I got out of the cab and so did he. He grabbed my bags from the trunk and kissed me on the cheek goodbye, thanking me for talking with him. He will never see me again, but all he needed was someone to talk to.

It was at that moment that I couldn’t keep my head on the ground, just letting my body go through the motions. I watched as this little, 5-footer struggled to pull 4 bags filled with stuff — my home, my life, like a little turtle or a snail — through the faulty sliding doors and to the flight-counter in order to check-in.

I watched the same little lady lift the two 30-kilo bags onto the conveyor. How did she do it? Even now, I have no idea. She got her ticket and strolled around the shops, the food court (of course), went through security, the Duty-Free.

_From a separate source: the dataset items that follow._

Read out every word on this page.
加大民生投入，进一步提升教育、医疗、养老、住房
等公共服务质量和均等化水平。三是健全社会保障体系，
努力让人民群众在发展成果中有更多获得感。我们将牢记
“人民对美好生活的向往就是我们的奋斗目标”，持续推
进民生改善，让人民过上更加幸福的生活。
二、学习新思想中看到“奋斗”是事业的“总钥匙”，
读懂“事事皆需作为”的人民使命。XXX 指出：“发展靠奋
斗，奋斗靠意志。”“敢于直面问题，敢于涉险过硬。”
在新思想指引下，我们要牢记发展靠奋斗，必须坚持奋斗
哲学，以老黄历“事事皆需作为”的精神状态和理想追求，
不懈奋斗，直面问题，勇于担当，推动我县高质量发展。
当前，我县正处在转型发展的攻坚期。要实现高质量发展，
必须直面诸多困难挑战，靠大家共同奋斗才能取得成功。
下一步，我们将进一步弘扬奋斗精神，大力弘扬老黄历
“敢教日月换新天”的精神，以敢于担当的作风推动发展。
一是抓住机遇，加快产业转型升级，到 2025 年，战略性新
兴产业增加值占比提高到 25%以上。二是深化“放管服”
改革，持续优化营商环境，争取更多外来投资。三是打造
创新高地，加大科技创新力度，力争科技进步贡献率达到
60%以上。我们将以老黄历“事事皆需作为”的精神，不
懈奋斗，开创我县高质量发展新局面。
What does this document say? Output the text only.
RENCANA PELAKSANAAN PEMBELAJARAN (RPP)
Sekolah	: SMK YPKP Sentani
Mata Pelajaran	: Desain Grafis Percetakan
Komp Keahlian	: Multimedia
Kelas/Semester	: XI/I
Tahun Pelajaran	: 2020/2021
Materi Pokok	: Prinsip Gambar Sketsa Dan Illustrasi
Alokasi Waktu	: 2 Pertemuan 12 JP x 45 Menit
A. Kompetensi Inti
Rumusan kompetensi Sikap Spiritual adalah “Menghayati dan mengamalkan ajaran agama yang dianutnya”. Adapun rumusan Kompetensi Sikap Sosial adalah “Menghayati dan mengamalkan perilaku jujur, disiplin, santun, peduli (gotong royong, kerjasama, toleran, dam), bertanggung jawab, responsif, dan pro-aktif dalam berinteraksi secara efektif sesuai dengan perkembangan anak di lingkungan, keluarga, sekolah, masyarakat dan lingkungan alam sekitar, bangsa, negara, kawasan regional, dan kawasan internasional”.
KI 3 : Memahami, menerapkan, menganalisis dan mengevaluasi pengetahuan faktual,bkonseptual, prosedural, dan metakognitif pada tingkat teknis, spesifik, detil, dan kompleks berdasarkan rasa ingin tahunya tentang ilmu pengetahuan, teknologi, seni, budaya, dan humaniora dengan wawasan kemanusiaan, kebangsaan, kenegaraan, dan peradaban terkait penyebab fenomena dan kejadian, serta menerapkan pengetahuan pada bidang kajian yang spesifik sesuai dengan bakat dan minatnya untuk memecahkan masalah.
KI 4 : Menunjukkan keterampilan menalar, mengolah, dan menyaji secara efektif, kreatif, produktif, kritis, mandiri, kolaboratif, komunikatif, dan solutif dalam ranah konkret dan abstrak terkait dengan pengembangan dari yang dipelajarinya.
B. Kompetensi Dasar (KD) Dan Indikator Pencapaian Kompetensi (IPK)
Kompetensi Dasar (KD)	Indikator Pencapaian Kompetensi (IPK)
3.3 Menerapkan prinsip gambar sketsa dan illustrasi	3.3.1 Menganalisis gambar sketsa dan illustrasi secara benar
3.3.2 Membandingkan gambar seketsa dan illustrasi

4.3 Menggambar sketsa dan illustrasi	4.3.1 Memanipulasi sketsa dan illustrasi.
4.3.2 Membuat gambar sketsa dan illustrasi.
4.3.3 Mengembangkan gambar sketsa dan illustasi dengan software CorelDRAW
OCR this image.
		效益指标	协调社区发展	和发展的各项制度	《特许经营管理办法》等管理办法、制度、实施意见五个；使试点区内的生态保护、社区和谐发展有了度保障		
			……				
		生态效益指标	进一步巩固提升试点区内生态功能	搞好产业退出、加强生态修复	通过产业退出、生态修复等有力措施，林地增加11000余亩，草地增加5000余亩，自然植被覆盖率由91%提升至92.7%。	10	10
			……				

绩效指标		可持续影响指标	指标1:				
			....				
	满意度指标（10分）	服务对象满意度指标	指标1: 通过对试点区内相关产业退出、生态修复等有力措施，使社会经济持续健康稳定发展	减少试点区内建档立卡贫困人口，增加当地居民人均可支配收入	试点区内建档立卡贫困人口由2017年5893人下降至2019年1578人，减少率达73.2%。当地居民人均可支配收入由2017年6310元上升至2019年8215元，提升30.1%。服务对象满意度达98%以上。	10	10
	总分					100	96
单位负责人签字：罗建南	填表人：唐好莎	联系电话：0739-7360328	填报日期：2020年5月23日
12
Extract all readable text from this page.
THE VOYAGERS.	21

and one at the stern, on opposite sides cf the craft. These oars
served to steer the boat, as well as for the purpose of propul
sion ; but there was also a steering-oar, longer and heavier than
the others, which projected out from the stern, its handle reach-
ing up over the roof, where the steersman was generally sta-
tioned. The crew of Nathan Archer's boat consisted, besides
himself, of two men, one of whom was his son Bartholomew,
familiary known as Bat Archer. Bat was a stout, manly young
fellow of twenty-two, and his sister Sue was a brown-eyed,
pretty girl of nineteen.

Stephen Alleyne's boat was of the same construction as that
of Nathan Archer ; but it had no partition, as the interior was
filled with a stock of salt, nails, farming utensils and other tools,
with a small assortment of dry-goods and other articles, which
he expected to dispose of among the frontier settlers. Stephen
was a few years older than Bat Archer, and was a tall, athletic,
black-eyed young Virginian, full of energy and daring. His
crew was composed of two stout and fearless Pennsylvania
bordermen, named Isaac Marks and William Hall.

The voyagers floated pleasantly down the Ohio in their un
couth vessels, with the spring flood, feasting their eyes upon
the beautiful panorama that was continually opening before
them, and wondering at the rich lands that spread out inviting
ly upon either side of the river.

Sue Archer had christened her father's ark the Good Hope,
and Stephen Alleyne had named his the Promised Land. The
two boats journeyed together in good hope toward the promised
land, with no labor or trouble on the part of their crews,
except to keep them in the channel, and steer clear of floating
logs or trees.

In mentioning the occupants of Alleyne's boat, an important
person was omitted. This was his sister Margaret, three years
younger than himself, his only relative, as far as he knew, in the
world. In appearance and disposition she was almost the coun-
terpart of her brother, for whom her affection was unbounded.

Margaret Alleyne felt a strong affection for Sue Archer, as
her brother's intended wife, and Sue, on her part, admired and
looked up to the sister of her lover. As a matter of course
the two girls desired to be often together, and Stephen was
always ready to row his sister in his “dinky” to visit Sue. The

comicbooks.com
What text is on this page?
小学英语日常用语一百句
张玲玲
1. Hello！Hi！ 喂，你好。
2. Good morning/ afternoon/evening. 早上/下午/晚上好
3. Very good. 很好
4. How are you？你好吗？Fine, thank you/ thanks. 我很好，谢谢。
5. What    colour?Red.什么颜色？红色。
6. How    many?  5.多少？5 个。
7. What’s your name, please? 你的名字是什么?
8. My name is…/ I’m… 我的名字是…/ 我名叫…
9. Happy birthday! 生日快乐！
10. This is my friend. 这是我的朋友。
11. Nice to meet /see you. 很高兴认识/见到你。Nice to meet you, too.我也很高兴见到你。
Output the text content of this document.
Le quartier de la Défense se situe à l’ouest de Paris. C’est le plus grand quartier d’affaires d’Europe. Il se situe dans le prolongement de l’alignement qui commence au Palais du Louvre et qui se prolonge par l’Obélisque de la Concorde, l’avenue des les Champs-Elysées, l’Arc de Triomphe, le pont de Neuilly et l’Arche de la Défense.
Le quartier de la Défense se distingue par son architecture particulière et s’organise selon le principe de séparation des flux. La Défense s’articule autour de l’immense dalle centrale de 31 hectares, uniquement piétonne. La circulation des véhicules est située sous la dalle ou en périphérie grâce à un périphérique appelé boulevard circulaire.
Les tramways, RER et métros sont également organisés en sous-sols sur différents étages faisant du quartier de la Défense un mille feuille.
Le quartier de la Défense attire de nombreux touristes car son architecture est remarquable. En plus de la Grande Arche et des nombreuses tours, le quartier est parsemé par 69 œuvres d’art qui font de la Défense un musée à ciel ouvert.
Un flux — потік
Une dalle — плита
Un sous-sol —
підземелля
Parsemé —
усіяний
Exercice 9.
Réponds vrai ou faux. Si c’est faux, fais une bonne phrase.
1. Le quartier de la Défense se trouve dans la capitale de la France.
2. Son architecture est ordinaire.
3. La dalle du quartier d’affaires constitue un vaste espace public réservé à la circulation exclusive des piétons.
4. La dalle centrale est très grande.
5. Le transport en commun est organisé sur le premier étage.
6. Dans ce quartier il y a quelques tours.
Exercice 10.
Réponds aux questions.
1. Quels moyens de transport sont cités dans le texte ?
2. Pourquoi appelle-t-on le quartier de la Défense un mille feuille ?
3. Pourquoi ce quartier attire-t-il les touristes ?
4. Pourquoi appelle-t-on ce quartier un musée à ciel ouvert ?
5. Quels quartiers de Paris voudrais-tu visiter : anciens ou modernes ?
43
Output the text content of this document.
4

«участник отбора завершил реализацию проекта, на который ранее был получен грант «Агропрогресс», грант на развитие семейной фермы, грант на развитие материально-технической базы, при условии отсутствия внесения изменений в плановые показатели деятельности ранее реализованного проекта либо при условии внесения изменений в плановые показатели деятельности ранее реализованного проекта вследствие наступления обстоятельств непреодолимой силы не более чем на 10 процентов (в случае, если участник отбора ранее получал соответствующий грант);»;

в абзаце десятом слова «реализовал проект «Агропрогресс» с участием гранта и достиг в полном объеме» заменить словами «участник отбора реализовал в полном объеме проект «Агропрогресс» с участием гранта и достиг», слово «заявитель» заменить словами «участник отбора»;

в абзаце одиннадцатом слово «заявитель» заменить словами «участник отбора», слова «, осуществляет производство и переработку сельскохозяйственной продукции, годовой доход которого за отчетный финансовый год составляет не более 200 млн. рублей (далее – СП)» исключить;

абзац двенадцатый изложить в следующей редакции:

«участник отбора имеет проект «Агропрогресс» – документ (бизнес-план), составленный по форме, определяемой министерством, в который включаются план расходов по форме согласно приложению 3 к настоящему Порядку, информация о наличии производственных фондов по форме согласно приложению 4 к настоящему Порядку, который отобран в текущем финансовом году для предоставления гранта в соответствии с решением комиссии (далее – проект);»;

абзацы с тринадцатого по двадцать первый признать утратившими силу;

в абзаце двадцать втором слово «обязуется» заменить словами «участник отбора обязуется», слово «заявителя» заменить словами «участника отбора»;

She boarded, she stopped over in Sao Paolo, she sat, she walked she looked through the Duty-Free, she sat, she nibbled on peanuts, she boarded.

She ate, she scanned through movies and television shows, she read, she fidgeted, she ate.

She didn’t sleep.

About two hours before landing in Toronto I woke up. My seat-mate asked me if I was from Brazil or if I was going home. I looked around and, even for a moment, realized that all that had just happened, even up to 6 months ago, was no dream. I said, I’m going home.

He was 71 years old and also returning to Toronto (upon his wife’s insistence as she was already in Toronto), but was born in Sao Paolo. There, in his Native city, he spent his Toronto-winters, living in good weather and surrounded by friends. He told me about his wife, his children, his grandchildren, his country, his life as a professional football player. When we landed he turned to me and said, no more. From now on, me and my wife will do everything together.

He will never see me again, but all he needed was someone to talk to.

After going through customs, which was a joke (I checked the “Yes” box for bringing in extra-regulatory items, half looking for a fight), I collected my bags. Not her. Me.

Coming out those sliding doors with my mom waiting on the otherside is metaphoric and cheesey, but the truth. As soon as she wrapped her arms around me I let out a tiny burst of frog-like gargling, a release from what felt like holding my breath under water for a really long time. Metaphoric and cheesey, but the truth.

I met some beautiful people on my way and now I get to reunite with the ones I already had.